Anne Baldassari, commissaire d’exposition à la Fondation Vuitton : « Les Morozov, anciens serfs, vieux-croyants, ont tout réinventé à Moscou »

Portrait de Mikhaïl Matiouchine (1913-1914) par Kazimir Malevitch.

Ancienne directrice du Musée Picasso de Paris, et conservatrice générale du patrimoine, Anne Baldassari, après avoir organisé pour la Fondation Louis Vuitton une exposition consacrée au collectionneur russe Sergueï Chtchoukine, qui fut un succès public avec 1,3 million de visiteurs en 2016, est la commissaire de l’exposition Morozov, l’autre mythique collection moscovite.

Votre exposition est consacrée à la collection des frères Mikhaïl et Ivan Morozov, mais accorde aussi une large place à l’ensemble de la famille. Qui étaient-ils ?

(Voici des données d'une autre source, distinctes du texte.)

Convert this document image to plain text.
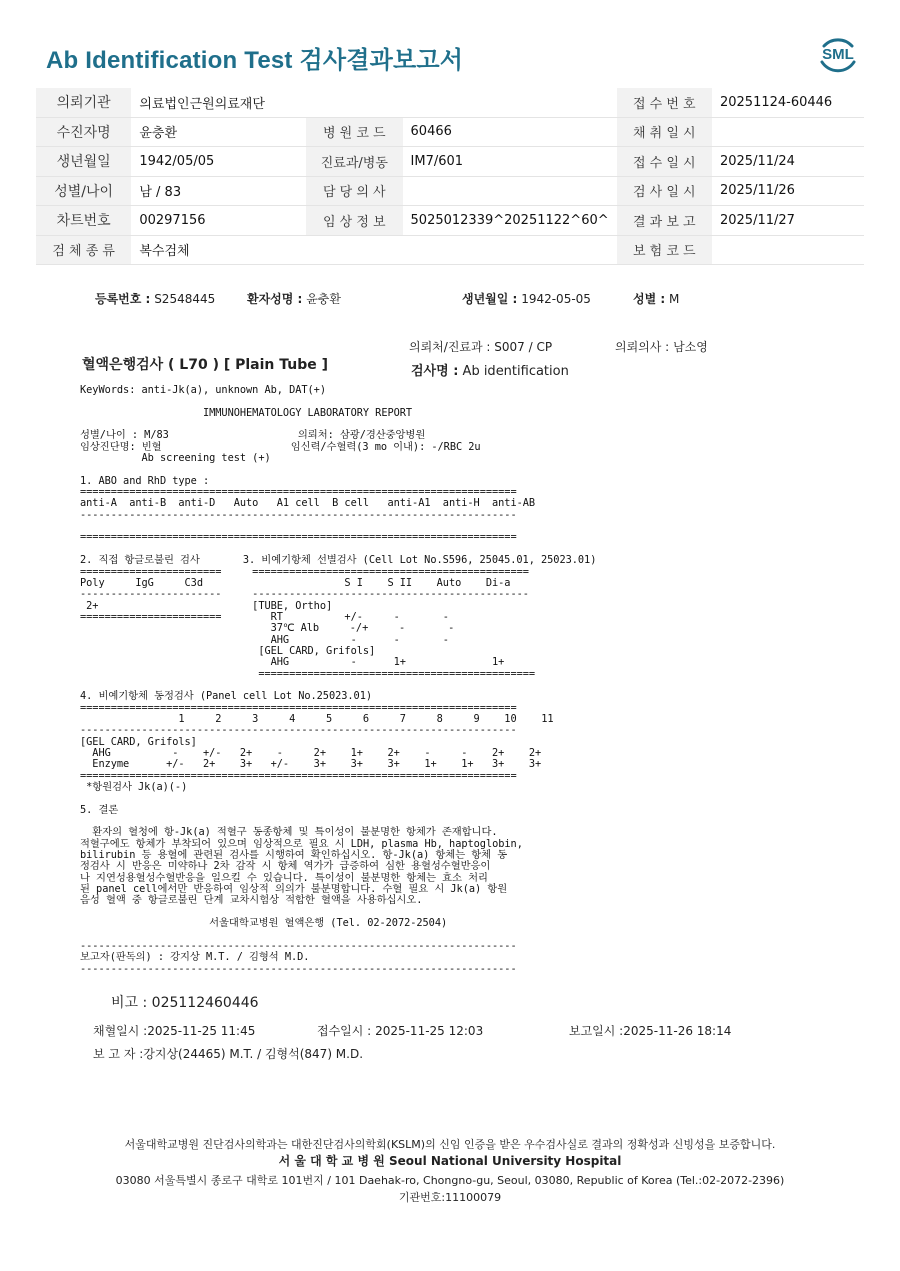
Ab Identification Test 검사결과보고서	SML
의뢰기관	의료법인근원의료재단			접 수 번 호	20251124-60446
수진자명	윤충환	병 원 코 드	60466	채 취 일 시	
생년월일	1942/05/05	진료과/병동	IM7/601	접 수 일 시	2025/11/24
성별/나이	남 / 83	담 당 의 사		검 사 일 시	2025/11/26
차트번호	00297156	임 상 정 보	5025012339^20251122^60^	결 과 보 고	2025/11/27
검 체 종 류	복수검체			보 험 코 드	
등록번호 : S2548445	환자성명 : 윤충환	생년월일 : 1942-05-05	성별 : M
의뢰처/진료과 : S007 / CP	의뢰의사 : 남소영
혈액은행검사 ( L70 ) [ Plain Tube ]	검사명 : Ab identification
KeyWords: anti-Jk(a), unknown Ab, DAT(+)
IMMUNOHEMATOLOGY LABORATORY REPORT
성별/나이 : M/83                     의뢰처: 삼광/경산중앙병원
임상진단명: 빈혈                     임신력/수혈력(3 mo 이내): -/RBC 2u
Ab screening test (+)
1. ABO and RhD type :
=======================================================================
anti-A  anti-B  anti-D   Auto   A1 cell  B cell   anti-A1  anti-H  anti-AB
-----------------------------------------------------------------------
=======================================================================
2. 직접 항글로불린 검사       3. 비예기항체 선별검사 (Cell Lot No.S596, 25045.01, 25023.01)
=======================     =============================================
Poly     IgG     C3d                       S I    S II    Auto    Di-a
-----------------------     ---------------------------------------------
2+                         [TUBE, Ortho]
=======================        RT          +/-     -       -
37℃ Alb     -/+     -       -
AHG          -      -       -
[GEL CARD, Grifols]
AHG          -      1+              1+
=============================================
4. 비예기항체 동정검사 (Panel cell Lot No.25023.01)
=======================================================================
1     2     3     4     5     6     7     8     9    10    11
-----------------------------------------------------------------------
[GEL CARD, Grifols]
AHG          -    +/-   2+    -     2+    1+    2+    -     -    2+    2+
Enzyme      +/-   2+    3+   +/-    3+    3+    3+    1+    1+   3+    3+
=======================================================================
*항원검사 Jk(a)(-)
5. 결론
환자의 혈청에 항-Jk(a) 적혈구 동종항체 및 특이성이 불분명한 항체가 존재합니다.
적혈구에도 항체가 부착되어 있으며 임상적으로 필요 시 LDH, plasma Hb, haptoglobin,
bilirubin 등 용혈에 관련된 검사를 시행하여 확인하십시오. 항-Jk(a) 항체는 항체 동
정검사 시 반응은 미약하나 2차 감작 시 항체 역가가 급증하여 심한 용혈성수혈반응이
나 지연성용혈성수혈반응을 일으킬 수 있습니다. 특이성이 불분명한 항체는 효소 처리
된 panel cell에서만 반응하여 임상적 의의가 불분명합니다. 수혈 필요 시 Jk(a) 항원
음성 혈액 중 항글로불린 단계 교차시험상 적합한 혈액을 사용하십시오.
서울대학교병원 혈액은행 (Tel. 02-2072-2504)
-----------------------------------------------------------------------
보고자(판독의) : 강지상 M.T. / 김형석 M.D.
-----------------------------------------------------------------------
비고 : 025112460446
채혈일시 :2025-11-25 11:45	접수일시 : 2025-11-25 12:03	보고일시 :2025-11-26 18:14
보 고 자 :강지상(24465) M.T. / 김형석(847) M.D.
서울대학교병원 진단검사의학과는 대한진단검사의학회(KSLM)의 신임 인증을 받은 우수검사실로 결과의 정확성과 신빙성을 보증합니다.
서 울 대 학 교 병 원 Seoul National University Hospital
03080 서울특별시 종로구 대학로 101번지 / 101 Daehak-ro, Chongno-gu, Seoul, 03080, Republic of Korea (Tel.:02-2072-2396)
기관번호:11100079
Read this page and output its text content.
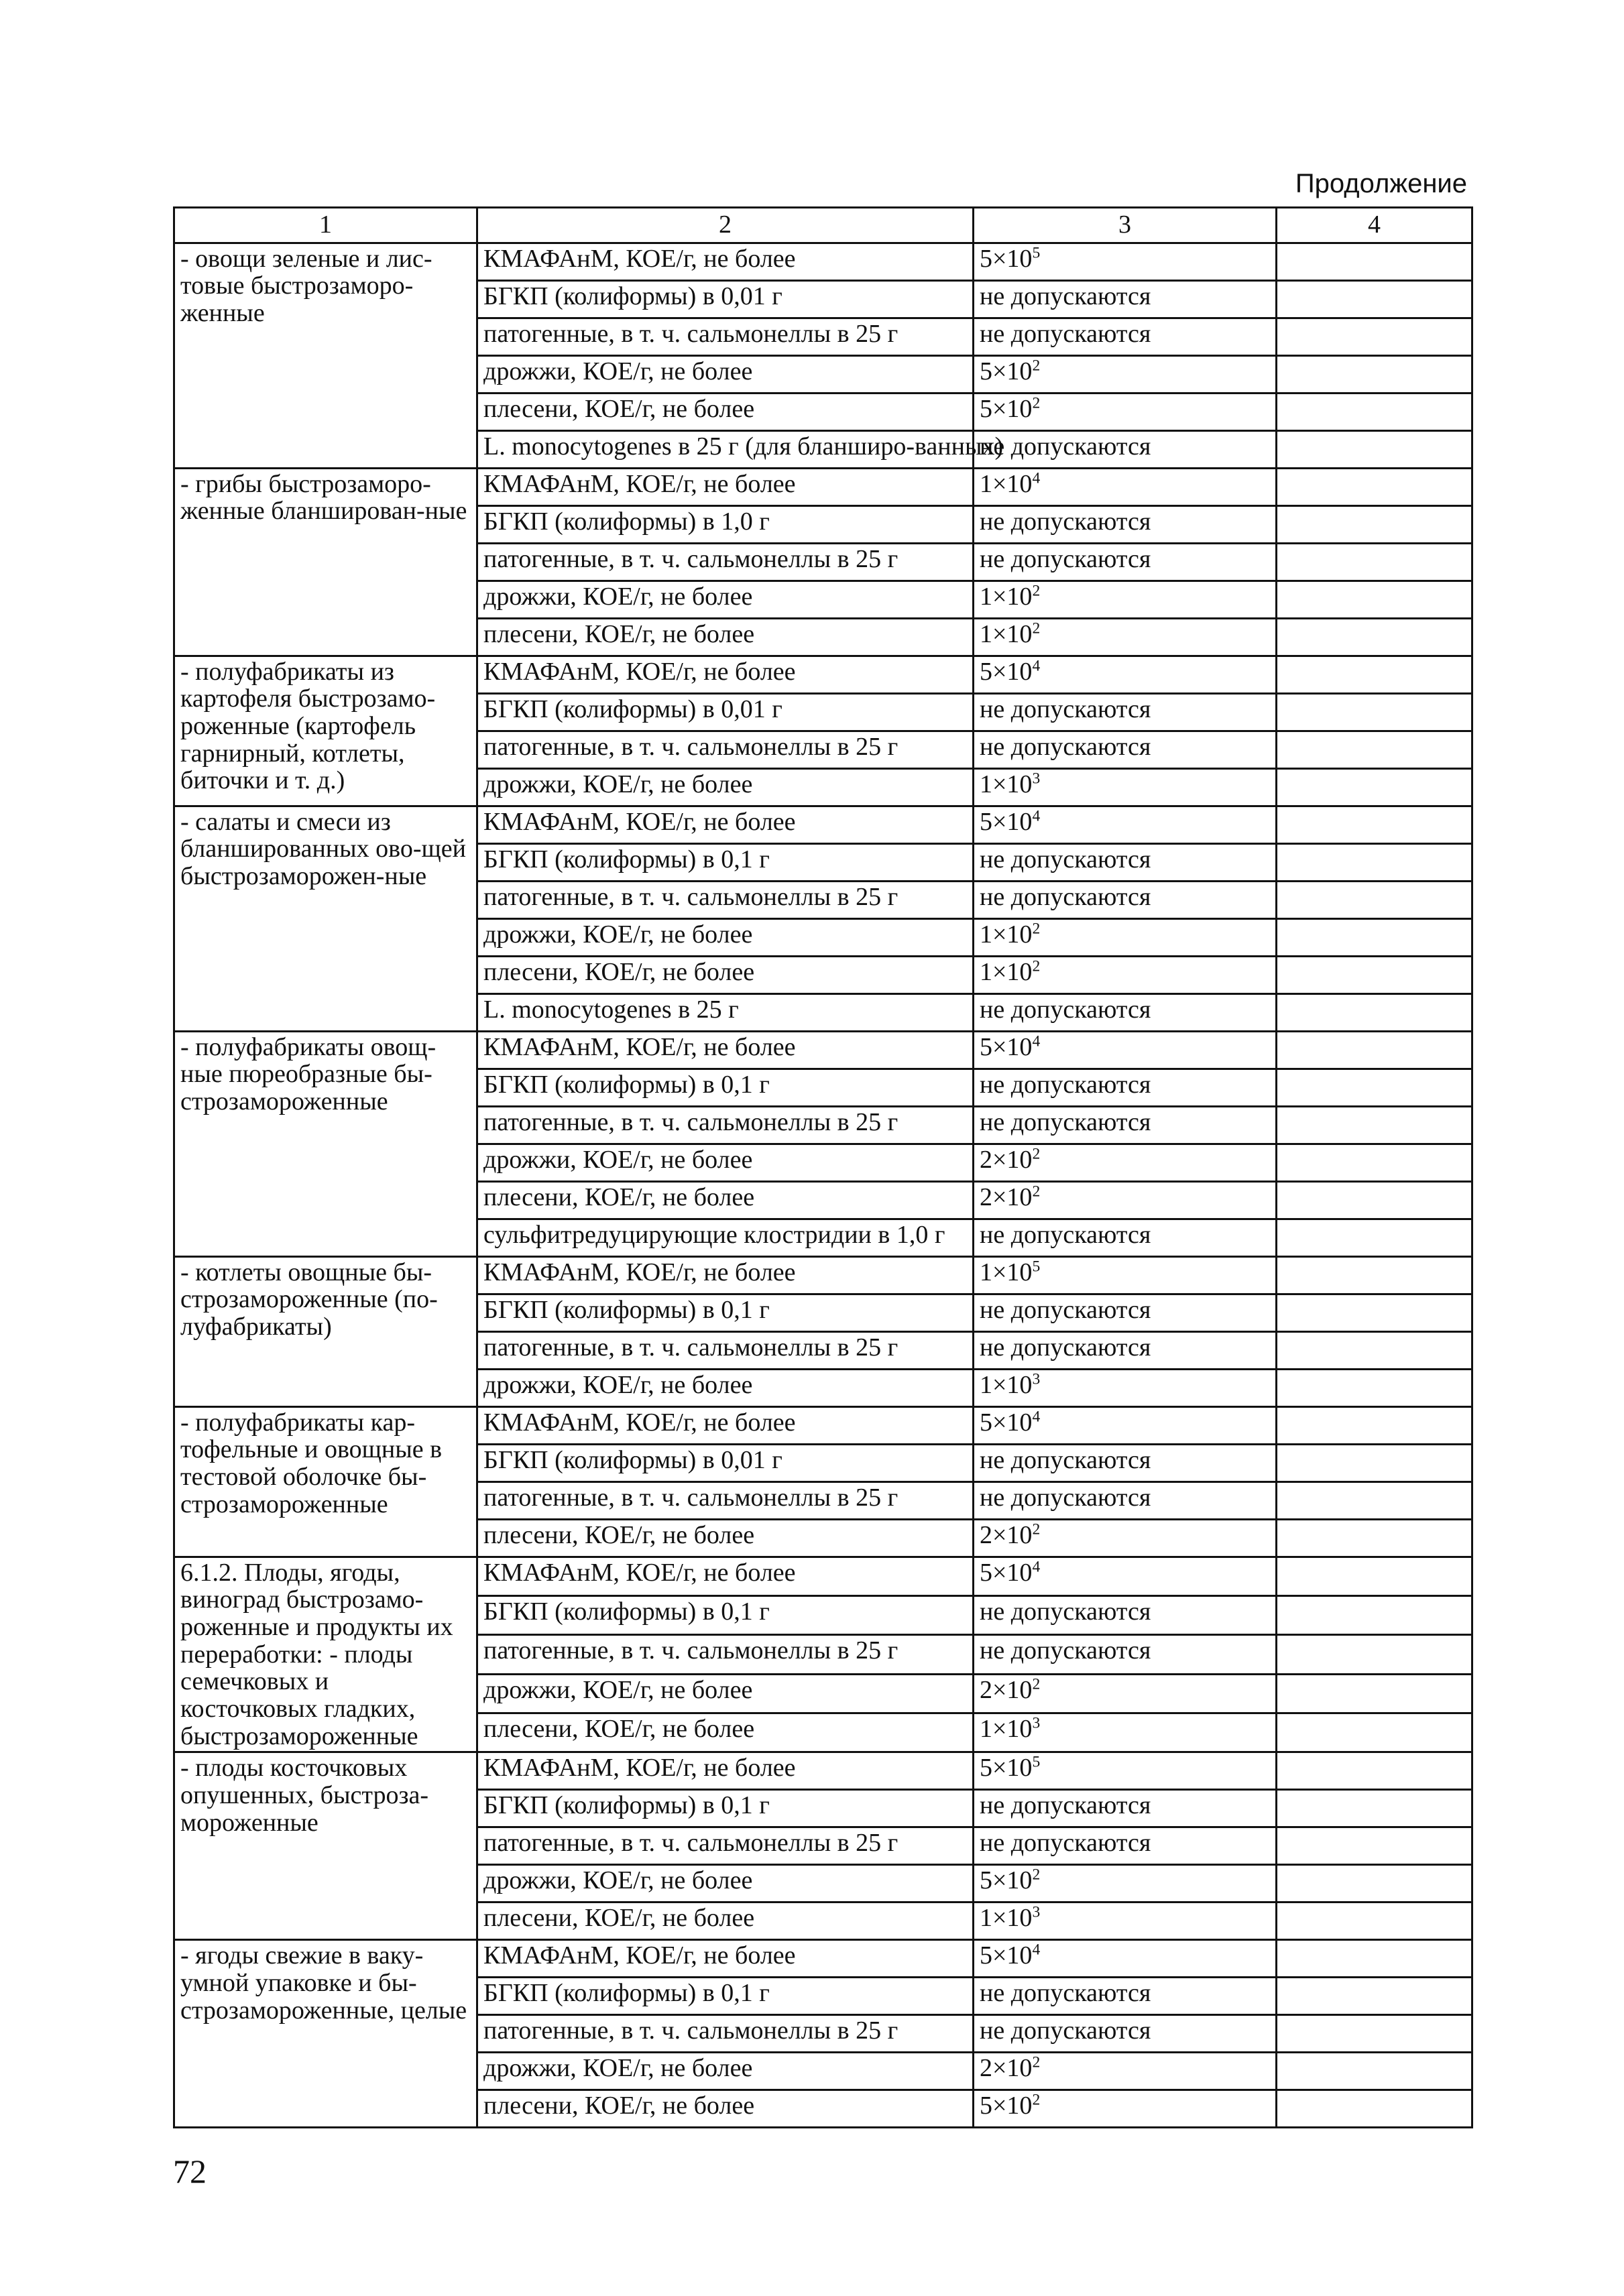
Продолжение
1	2	3	4
- овощи зеленые и лис-товые быстрозаморо-женные	КМАФАнМ, КОЕ/г, не более	$5\times 10^5$	
	БГКП (колиформы) в 0,01 г	не допускаются	
	патогенные, в т. ч. сальмонеллы в 25 г	не допускаются	
	дрожжи, КОЕ/г, не более	$5\times 10^2$	
	плесени, КОЕ/г, не более	$5\times 10^2$	
	L. monocytogenes в 25 г (для бланширо-ванных)	не допускаются	
- грибы быстрозаморо-женные бланширован-ные	КМАФАнМ, КОЕ/г, не более	$1\times 10^4$	
	БГКП (колиформы) в 1,0 г	не допускаются	
	патогенные, в т. ч. сальмонеллы в 25 г	не допускаются	
	дрожжи, КОЕ/г, не более	$1\times 10^2$	
	плесени, КОЕ/г, не более	$1\times 10^2$	
- полуфабрикаты из картофеля быстрозамо-роженные (картофель гарнирный, котлеты, биточки и т. д.)	КМАФАнМ, КОЕ/г, не более	$5\times 10^4$	
	БГКП (колиформы) в 0,01 г	не допускаются	
	патогенные, в т. ч. сальмонеллы в 25 г	не допускаются	
	дрожжи, КОЕ/г, не более	$1\times 10^3$	
- салаты и смеси из бланшированных ово-щей быстрозаморожен-ные	КМАФАнМ, КОЕ/г, не более	$5\times 10^4$	
	БГКП (колиформы) в 0,1 г	не допускаются	
	патогенные, в т. ч. сальмонеллы в 25 г	не допускаются	
	дрожжи, КОЕ/г, не более	$1\times 10^2$	
	плесени, КОЕ/г, не более	$1\times 10^2$	
	L. monocytogenes в 25 г	не допускаются	
- полуфабрикаты овощ-ные пюреобразные бы-строзамороженные	КМАФАнМ, КОЕ/г, не более	$5\times 10^4$	
	БГКП (колиформы) в 0,1 г	не допускаются	
	патогенные, в т. ч. сальмонеллы в 25 г	не допускаются	
	дрожжи, КОЕ/г, не более	$2\times 10^2$	
	плесени, КОЕ/г, не более	$2\times 10^2$	
	сульфитредуцирующие клостридии в 1,0 г	не допускаются	
- котлеты овощные бы-строзамороженные (по-луфабрикаты)	КМАФАнМ, КОЕ/г, не более	$1\times 10^5$	
	БГКП (колиформы) в 0,1 г	не допускаются	
	патогенные, в т. ч. сальмонеллы в 25 г	не допускаются	
	дрожжи, КОЕ/г, не более	$1\times 10^3$	
- полуфабрикаты кар-тофельные и овощные в тестовой оболочке бы-строзамороженные	КМАФАнМ, КОЕ/г, не более	$5\times 10^4$	
	БГКП (колиформы) в 0,01 г	не допускаются	
	патогенные, в т. ч. сальмонеллы в 25 г	не допускаются	
	плесени, КОЕ/г, не более	$2\times 10^2$	
6.1.2. Плоды, ягоды, виноград быстрозамо-роженные и продукты их переработки: - плоды семечковых и косточковых гладких, быстрозамороженные	КМАФАнМ, КОЕ/г, не более	$5\times 10^4$	
	БГКП (колиформы) в 0,1 г	не допускаются	
	патогенные, в т. ч. сальмонеллы в 25 г	не допускаются	
	дрожжи, КОЕ/г, не более	$2\times 10^2$	
	плесени, КОЕ/г, не более	$1\times 10^3$	
- плоды косточковых опушенных, быстроза-мороженные	КМАФАнМ, КОЕ/г, не более	$5\times 10^5$	
	БГКП (колиформы) в 0,1 г	не допускаются	
	патогенные, в т. ч. сальмонеллы в 25 г	не допускаются	
	дрожжи, КОЕ/г, не более	$5\times 10^2$	
	плесени, КОЕ/г, не более	$1\times 10^3$	
- ягоды свежие в ваку-умной упаковке и бы-строзамороженные, целые	КМАФАнМ, КОЕ/г, не более	$5\times 10^4$	
	БГКП (колиформы) в 0,1 г	не допускаются	
	патогенные, в т. ч. сальмонеллы в 25 г	не допускаются	
	дрожжи, КОЕ/г, не более	$2\times 10^2$	
	плесени, КОЕ/г, не более	$5\times 10^2$	
72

D’abord d’anciens serfs. Le premier investissement familial, c’était pour acheter leur liberté. Il y a aussi peut-être la culpabilité de s’en être sortis et de s’être formidablement enrichis. Ce sera le cas de leur oncle (un grand cousin plutôt) Savva, qui va bâtir un théâtre pour Constantin Stanislavski, le Théâtre d’art de Moscou. Il y faisait le machiniste à l’occasion. C’est d’ailleurs une reproduction de La Vague, en hommage à La Mouette de Tchekhov, le haut-relief de la porte du théâtre qu’il avait commandé à Anna Goloubkina [1864-1927] – première femme admise à l’Ecole des beaux-arts de Moscou et ancienne assistante de Rodin –, qui accueille les visiteurs de l’exposition. Savva va dépenser sa fortune pour soutenir Gorki et Lénine, lesquels, après la révolution, récupéreront sa datcha à leur usage…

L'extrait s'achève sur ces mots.